After almost two years of her mother escorting her, one day Neha arrived on her own. “I was happy and extremely proud of her,” Richa recalls. “She is an example of someone who evolved from being dependent to someone who is truly independent in all aspects today. Always extremely poised and confident in speech and demeanour, she became our trophy employee, gradually moving from tele-sales to a recruiter role. Today she independently drives hiring for our large clients across all job roles.”
Neha, who is now 30, had to travel a long and thorny path before she could become the self-sufficient individual she is today. As a child with poor eyesight she used to wear glasses but her vision started deteriorating when she was in 10th standard. She somehow cleared her 10th board exams and enrolled for 11th, taking up Commerce. However by then her vision was so limited she would use a magnifying glass to read her textbooks. After passing 12th grade with low marks she tried enrolling in a college to do B.Com but had to drop out after doctors declared her as incurably and 100 per cent blind; the optic nerve was apparently damaged.
Neha was heartbroken. She spent almost two and a half years completely dependent on her parents or siblings for all her needs, and doing “nothing else except rona-dhona (weeping and wailing)”, she recalls. She slowly started regaining her interest in studies. An instructor would come home every Sunday to train her. Her father Ashok Yadav, who worked in marketing, got her a laptop so she could access e-books. She learnt to use the mobile and its talkback option. She joined the Amity Institute of Education to pursue a diploma in elementary education, with the aim of becoming a primary school teacher. Assisted by a scribe she answered her exams and scored 75 per cent.

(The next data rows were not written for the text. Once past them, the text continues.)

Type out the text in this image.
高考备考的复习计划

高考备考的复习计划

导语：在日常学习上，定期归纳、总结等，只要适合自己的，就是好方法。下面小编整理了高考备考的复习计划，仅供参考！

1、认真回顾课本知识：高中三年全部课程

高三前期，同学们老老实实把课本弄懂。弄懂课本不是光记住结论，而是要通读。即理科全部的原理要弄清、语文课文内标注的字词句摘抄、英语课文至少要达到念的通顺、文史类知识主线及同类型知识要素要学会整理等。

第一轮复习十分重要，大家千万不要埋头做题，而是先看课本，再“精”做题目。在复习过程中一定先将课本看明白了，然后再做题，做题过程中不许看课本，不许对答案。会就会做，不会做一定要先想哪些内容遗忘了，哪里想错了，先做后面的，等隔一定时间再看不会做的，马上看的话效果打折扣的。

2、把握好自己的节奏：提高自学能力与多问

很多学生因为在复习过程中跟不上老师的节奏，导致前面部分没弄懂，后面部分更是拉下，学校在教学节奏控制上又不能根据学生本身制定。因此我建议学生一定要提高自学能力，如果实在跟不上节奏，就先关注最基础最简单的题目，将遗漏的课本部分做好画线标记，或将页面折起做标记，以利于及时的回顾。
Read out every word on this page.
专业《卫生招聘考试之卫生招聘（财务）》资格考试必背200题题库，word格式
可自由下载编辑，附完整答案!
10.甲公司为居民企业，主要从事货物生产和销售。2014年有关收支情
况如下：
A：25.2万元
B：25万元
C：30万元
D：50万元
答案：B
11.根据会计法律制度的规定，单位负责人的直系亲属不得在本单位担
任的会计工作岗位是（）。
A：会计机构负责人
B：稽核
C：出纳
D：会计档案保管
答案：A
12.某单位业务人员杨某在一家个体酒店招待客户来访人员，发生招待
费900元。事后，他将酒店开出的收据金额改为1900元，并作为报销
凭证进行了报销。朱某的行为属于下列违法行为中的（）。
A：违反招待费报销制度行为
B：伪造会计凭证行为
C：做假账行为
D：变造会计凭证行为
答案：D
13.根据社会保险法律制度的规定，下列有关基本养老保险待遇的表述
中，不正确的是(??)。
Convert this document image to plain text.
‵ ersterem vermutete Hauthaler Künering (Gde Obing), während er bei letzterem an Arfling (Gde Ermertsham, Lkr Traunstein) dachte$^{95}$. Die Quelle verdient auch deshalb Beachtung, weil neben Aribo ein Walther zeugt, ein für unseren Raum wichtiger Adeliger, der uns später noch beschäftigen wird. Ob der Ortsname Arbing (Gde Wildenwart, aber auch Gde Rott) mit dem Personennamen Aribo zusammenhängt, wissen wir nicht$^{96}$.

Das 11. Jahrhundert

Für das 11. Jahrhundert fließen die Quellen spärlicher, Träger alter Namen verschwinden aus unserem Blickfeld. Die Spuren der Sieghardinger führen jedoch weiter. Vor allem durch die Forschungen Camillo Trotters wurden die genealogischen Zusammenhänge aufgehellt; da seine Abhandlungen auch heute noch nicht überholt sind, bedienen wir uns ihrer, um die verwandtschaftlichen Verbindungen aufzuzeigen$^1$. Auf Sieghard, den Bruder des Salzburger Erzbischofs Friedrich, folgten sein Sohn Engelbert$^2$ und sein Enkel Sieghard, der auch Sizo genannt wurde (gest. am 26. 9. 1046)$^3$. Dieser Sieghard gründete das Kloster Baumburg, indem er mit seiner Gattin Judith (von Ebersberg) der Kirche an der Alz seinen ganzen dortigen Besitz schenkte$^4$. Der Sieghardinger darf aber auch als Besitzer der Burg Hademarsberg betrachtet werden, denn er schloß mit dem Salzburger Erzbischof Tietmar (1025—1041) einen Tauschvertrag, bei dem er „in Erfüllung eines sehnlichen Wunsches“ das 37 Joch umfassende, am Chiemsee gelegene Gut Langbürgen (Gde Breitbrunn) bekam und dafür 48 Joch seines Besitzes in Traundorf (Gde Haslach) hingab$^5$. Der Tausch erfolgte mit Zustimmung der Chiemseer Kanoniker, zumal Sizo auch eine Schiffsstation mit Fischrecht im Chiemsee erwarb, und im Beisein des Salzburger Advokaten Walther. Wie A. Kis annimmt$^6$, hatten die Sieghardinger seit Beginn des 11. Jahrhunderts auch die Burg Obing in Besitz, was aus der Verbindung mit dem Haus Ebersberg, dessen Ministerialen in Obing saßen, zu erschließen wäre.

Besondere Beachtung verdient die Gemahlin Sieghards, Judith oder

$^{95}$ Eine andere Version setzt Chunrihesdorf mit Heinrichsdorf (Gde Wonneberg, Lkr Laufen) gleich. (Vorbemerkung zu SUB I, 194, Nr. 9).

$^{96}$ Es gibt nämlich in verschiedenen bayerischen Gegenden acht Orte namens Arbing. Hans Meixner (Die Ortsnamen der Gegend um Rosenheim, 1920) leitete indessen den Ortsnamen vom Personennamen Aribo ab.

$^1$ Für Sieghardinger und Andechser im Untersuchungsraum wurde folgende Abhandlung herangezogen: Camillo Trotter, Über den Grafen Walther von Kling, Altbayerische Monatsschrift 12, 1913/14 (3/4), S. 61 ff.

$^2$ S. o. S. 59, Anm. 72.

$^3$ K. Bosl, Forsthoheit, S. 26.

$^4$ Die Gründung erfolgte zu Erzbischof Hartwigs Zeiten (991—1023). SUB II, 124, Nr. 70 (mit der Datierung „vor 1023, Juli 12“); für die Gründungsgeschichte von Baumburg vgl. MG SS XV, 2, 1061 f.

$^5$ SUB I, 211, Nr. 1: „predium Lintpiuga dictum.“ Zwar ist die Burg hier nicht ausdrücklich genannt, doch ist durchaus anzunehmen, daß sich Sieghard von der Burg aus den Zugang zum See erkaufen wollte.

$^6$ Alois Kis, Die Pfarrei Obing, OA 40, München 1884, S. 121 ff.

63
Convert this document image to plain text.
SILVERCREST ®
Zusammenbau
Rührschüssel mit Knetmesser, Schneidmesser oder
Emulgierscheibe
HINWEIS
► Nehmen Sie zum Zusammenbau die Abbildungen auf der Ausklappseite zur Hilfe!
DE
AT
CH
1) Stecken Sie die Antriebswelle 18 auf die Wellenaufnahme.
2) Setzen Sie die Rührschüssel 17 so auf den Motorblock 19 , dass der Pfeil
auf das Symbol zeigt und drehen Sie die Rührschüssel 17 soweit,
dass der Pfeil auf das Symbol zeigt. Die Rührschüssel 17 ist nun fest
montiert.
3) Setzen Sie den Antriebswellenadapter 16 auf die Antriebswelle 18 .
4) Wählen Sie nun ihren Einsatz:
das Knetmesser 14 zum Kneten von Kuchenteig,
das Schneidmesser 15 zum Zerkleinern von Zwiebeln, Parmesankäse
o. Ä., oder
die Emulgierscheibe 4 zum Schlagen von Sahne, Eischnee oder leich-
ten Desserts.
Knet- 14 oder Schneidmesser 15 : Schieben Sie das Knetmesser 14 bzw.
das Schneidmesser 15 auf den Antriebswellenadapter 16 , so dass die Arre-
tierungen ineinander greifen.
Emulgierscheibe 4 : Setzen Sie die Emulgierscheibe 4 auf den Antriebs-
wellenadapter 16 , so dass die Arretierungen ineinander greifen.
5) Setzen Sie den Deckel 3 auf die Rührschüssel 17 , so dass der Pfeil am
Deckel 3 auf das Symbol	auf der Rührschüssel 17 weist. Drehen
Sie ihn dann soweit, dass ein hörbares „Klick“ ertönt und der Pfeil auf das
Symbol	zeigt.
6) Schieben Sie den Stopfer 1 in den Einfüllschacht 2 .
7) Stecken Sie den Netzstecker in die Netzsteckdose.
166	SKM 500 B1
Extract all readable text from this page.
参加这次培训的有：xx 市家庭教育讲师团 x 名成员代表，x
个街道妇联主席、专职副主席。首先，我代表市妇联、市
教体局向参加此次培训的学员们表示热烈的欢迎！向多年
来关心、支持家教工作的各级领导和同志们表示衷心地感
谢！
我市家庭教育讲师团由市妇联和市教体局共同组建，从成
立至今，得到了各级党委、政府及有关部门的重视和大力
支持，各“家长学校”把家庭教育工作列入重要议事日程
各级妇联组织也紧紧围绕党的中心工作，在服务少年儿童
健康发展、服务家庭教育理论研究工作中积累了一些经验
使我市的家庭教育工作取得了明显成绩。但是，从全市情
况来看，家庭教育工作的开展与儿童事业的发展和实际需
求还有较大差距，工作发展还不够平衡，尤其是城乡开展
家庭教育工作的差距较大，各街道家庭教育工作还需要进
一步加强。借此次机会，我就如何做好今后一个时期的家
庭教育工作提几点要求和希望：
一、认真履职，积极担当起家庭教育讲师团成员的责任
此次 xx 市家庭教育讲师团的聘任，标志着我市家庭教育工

In around 2016 Ashok came across a pamphlet describing NAB and its residential programme offering skills training. He was reluctant to leave Neha to live by herself in a hostel but Sunita was supportive, and the couple often argued over this. Finally they came to an agreement and admitted Neha into the hostel. She started training but faced initial hiccups because she had to concentrate on listening rather than reading. She almost gave up but ‘Rajani ma’am’ encouraged her to stay on.
What radically changed her life was a six-month residential programme she did at the NAB Centre for Blind Women and Disability Studies in Hauz Khas. Each batch had 25 women. They were taught everything from cooking and baking to yoga and English communication. Supervisors would distribute chores among them such as kneading dough, cutting vegetables, cleaning tables, and washing dishes. Neha learnt to board the metro and cross the road using the white cane, and how to use the cane as a whip when needed. When Saarathee came looking for people to hire she was ready to take the interview.
Today Neha uses an auto that regularly picks her up and drops her, and on days when it isn’t available she books a cab. “Travel across Delhi NCR is easy,” she says. “I’ve also travelled to Shimla and Mussoorie with my disabled friends and also with my boyfriend.” Technology has really helped her overcome obstacles, she says.
Neha thinks that corporates in India should be made aware of what the Blind are capable of. “All they need to do is to give us an accessible environment,” she says.